FEBRUARY 1982 - VOLUME 3 - NUMBER 2
Guatemala: Texaco Drops Request for OPIC Cover
As repression of the people by the Guatemalan government continues, U.S. companies such as Texaco may be finding it prudent to keep a low profile on their operations in the Central American country. Texaco withdrew an application in December for U.S. Overseas Private Investment Corporation (OPIC) insurance for its Guatemalan oil operations. ,
Texaco and Amoco have been jointly exploring for oil in Guatemala over the past several years. By terms of their production sharing agreement, the Guatemalan government receives at least 58.15% of all oil produced.
OPIC - a U.S. government agency that insures U.S. companies for damages incurred abroad due to such things as nationalization or "civil strife" is prohibited by law from issuing insurance for projects which benefit countries showing "a consistent pattern of gross violation of internationally recognized human rights."

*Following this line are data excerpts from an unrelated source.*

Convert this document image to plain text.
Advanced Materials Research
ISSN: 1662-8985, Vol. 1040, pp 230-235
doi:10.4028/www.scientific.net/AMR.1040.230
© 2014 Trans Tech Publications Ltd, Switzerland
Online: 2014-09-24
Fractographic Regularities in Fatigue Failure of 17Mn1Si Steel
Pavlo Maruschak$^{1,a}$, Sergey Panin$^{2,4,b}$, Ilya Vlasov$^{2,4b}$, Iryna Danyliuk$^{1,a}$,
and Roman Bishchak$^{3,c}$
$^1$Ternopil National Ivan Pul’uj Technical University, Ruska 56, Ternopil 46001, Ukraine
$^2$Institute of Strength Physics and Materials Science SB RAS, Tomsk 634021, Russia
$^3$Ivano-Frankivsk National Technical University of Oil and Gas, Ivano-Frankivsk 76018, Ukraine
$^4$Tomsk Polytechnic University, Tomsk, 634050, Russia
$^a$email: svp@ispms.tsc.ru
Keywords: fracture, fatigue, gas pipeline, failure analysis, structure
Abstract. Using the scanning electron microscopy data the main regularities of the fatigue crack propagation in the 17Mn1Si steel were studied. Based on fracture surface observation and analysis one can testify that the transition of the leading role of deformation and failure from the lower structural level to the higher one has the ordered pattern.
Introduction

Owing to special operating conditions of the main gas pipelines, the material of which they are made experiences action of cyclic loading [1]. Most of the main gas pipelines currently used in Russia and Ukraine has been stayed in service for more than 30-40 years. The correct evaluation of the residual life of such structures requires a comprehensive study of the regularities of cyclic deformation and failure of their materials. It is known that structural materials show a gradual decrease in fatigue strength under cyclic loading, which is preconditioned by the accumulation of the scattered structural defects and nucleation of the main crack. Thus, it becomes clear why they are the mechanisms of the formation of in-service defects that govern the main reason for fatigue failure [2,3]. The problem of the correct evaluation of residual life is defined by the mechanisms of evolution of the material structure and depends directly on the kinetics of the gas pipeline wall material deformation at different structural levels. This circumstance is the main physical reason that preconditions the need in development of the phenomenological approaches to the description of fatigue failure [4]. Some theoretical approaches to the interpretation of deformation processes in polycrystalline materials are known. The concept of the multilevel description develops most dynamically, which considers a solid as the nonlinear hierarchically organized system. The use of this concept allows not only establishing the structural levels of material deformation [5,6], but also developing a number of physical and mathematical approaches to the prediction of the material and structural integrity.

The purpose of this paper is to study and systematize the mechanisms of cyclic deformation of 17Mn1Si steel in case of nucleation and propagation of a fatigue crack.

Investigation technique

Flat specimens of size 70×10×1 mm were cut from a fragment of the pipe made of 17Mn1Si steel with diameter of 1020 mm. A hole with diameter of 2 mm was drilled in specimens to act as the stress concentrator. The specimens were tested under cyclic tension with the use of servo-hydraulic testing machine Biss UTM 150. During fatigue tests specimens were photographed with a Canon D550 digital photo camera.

This restriction would have made it difficult for Texaco to obtain the insurance.
"The administration would have turned it down," because of Guatemala's human rights violations, says Bruce Cameron, a staffer for Representative Tom Harkin (D-lowa) of the House Foreign Affairs Committee.
Texaco cited only unspecified "business reasons" for withdrawing the application. OPIC insurance or no, the company is continuing with its $135 million project of oil well testing in the Peten area of northern Guatemala, near the country's border with Mexico.